As a foreigner watching these events unfold, what struck me most was the high level of nation-wide organizing and coordination that went into this protest week: from the nationwide assemblies leading up to this protest, to the unified aesthetic of posters and fliers in cities all over the country, to the close cooperation with big labour and educators’ unions like Ver.di and the Gewerkschaft Erziehung und Wissenschaft.

It also struck me was just how foreign the idea of students striking was from an American perspective. Why does it then seem to be the case that the lower the tuition fees, the stronger the culture of protest? Is it because, growing up with such extensive social programs provided by the state as the norm, young people feel more entitled and empowered to ask for more?

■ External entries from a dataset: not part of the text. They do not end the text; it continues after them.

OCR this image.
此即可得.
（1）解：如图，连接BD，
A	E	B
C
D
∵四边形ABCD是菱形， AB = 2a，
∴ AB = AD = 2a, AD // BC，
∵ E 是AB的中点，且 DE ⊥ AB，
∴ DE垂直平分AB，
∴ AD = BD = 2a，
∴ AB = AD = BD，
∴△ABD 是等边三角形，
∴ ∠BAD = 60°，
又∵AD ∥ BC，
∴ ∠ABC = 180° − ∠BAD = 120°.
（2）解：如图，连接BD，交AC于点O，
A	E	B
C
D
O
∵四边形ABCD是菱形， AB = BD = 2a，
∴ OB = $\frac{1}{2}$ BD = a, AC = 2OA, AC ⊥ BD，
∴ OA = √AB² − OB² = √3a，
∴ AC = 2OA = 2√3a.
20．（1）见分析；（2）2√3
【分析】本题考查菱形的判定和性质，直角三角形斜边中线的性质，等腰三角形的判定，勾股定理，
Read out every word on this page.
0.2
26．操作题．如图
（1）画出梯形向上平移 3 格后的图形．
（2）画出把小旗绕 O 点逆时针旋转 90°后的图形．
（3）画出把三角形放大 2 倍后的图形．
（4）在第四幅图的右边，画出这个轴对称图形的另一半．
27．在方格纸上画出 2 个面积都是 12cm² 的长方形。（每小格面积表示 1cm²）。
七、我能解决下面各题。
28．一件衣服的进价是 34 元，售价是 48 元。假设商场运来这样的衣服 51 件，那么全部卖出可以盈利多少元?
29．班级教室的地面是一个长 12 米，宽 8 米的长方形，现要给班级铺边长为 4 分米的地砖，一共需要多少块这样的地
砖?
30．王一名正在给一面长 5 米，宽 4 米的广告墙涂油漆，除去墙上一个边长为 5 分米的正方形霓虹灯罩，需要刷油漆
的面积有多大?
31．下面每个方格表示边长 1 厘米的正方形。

Some students at the FSU were more skeptical about this week’s protest, and expressed doubts as to whether it would have any effect whatsoever. “I would say there’s a small percent… roughly 15 or 20 percent who believe that these actions will actually change something. But the majority doesn’t believe in it,” said Daniel, a 5th semester history and sociology bachelors student at the FSU.

It seems to be a difficult balance between involving everyone and presenting clear demands, and the students I spoke to at the Jena pre-strike party felt that the movement tries to take on too much at once, rather than laying out clear, focused goals.

It remains to be seen, throughout the course of the day, how great a portion of German students care about these issues, and whether government and university administrations will take notice of their demands. But for the movement’s flaws and high demands, I can’t help but think we could use some more of this kind of spirit back home – that in some respects, their educational strike could take us to school.